LAURENT TAILHADE


Tarbes, Hautes-Pyrénées-Francia, 1854 -Combs-la-Ville, 1919


SONETO


Aunque esté roto como las fragatas 
Que el Océano deja en los bravos arrecifes, 
He guardado el tesoro de mis bellos sueños azules 
Y cofres adornados de ágatas y perlas.
Remonto a veces el río nebuloso 
De la infancia, bordeado de flores delicadas 
Y veo pasar las prendas escarlatas 
De los ángeles huidos en los fabulosos cielos.
Los jardines rebosan de danzantes desmayados, 
Las rosas mueren, perfumadas, en el vino, 
Los besos tienen alas y riendo pasan:
Por los setos suben sonidos de lira, 
Sobre la fiesta presa de delirio 
La estrella Poesía renace en el Oriente. 

(De El jardín de los sueños, 1880) 
traducción de Manuel Martínez Forega

HORTUS CONCLUSUS

Quin obsequentes offerunt
Ligustra et alba lilia.
Candor sed horum vincitur
Candori casti pectoris
Hymnus in fes. Paritatis

Virgen, brilláis como un alba rociada
Bajo la esponjosa claridad de los rojos candiles;
Envolviéndoos con sus doradas olas,
Vuestros largos cabellos un manto solar semejan.

Igual que un perfume de mirra en torno al santuario,
De vuestras blancas bellezas brota un hechizo amargo
Y en los corazones afligidos, como un electuario,
Posáis la dulzura de vuestros transmarinos ojos.
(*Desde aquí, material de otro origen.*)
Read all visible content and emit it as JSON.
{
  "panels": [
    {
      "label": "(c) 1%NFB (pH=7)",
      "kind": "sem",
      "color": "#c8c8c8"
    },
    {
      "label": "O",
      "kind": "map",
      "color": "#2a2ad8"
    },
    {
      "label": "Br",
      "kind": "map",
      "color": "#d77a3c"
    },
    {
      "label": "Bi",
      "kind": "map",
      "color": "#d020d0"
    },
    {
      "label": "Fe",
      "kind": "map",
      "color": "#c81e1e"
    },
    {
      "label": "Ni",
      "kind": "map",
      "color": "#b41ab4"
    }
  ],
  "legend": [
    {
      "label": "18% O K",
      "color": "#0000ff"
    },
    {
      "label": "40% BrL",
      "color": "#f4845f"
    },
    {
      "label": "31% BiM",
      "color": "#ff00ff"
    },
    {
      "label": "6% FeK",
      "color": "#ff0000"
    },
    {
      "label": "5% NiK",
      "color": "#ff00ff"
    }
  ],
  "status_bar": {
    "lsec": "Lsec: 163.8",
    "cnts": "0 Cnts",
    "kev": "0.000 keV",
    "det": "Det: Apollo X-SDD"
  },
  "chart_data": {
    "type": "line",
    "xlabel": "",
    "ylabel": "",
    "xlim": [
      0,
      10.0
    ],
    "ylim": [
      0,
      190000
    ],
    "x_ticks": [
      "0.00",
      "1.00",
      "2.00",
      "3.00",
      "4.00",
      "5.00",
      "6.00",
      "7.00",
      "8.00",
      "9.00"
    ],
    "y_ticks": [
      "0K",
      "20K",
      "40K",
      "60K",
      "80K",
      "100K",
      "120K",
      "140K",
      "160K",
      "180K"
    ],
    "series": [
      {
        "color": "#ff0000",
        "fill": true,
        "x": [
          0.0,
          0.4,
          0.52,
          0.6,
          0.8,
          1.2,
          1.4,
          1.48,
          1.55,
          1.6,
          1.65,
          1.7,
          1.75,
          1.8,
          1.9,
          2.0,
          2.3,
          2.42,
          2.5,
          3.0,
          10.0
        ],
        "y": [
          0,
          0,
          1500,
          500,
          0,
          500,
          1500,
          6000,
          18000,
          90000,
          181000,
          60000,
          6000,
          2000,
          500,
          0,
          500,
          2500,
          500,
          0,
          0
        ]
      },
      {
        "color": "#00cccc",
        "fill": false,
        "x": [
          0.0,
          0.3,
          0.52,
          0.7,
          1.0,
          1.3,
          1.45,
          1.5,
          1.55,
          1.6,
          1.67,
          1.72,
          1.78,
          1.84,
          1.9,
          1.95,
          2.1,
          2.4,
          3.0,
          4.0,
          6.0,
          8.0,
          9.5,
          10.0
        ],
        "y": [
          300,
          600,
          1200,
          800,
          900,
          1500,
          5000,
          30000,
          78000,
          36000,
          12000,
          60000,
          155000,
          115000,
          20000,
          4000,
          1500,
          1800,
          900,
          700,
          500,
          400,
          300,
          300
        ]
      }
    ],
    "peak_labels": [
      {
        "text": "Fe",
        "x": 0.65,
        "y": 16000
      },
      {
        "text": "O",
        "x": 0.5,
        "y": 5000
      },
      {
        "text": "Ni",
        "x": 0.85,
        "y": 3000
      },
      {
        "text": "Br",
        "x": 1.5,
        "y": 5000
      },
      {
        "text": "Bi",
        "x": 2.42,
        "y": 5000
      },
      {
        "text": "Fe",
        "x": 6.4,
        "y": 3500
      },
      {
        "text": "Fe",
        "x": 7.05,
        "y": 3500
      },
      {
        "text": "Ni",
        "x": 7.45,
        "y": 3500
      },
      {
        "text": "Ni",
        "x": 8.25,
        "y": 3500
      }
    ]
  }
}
Del olíbano guardado para las Bodas místicas,
Del cinamomo esparcido sobre inefables lechos,
Del nardo con que se embriagaba la Esposa de los Cánticos,
Flotan en vuestra frente desvanecidos los bálsamos.

En los divinos amores vuestra alma tímida
De los terrenales besos el dulzor ignora.
En las fuentes del Cielo se lava vuestra carne
Y las brillantes azucenas su hermana os proclaman.

Lejos de los falaces embaimientos cuya ebriedad nos engaña,
Surgís vos desde el fondo de los resplandecientes cielos,
Entre las custodias engarzadas de esmeraldas
Y los lirios de pascua granados de incienso.

Bajo el brocado rígido y pesado de pedrería,
Vuestros brazos por la oración entreabiertos lentamente,
En el ligero marco de las ojivas floridas,
Se tienden con un gesto indeciso y seductor.

Y, encalmada, esperando al dios prometido, sin descanso,
Muerta por el deseo antes de haber amado,
En las vidrieras doradas leéis vuestro sueño,
Y vuestro corazón se adormece como un jardín cerrado.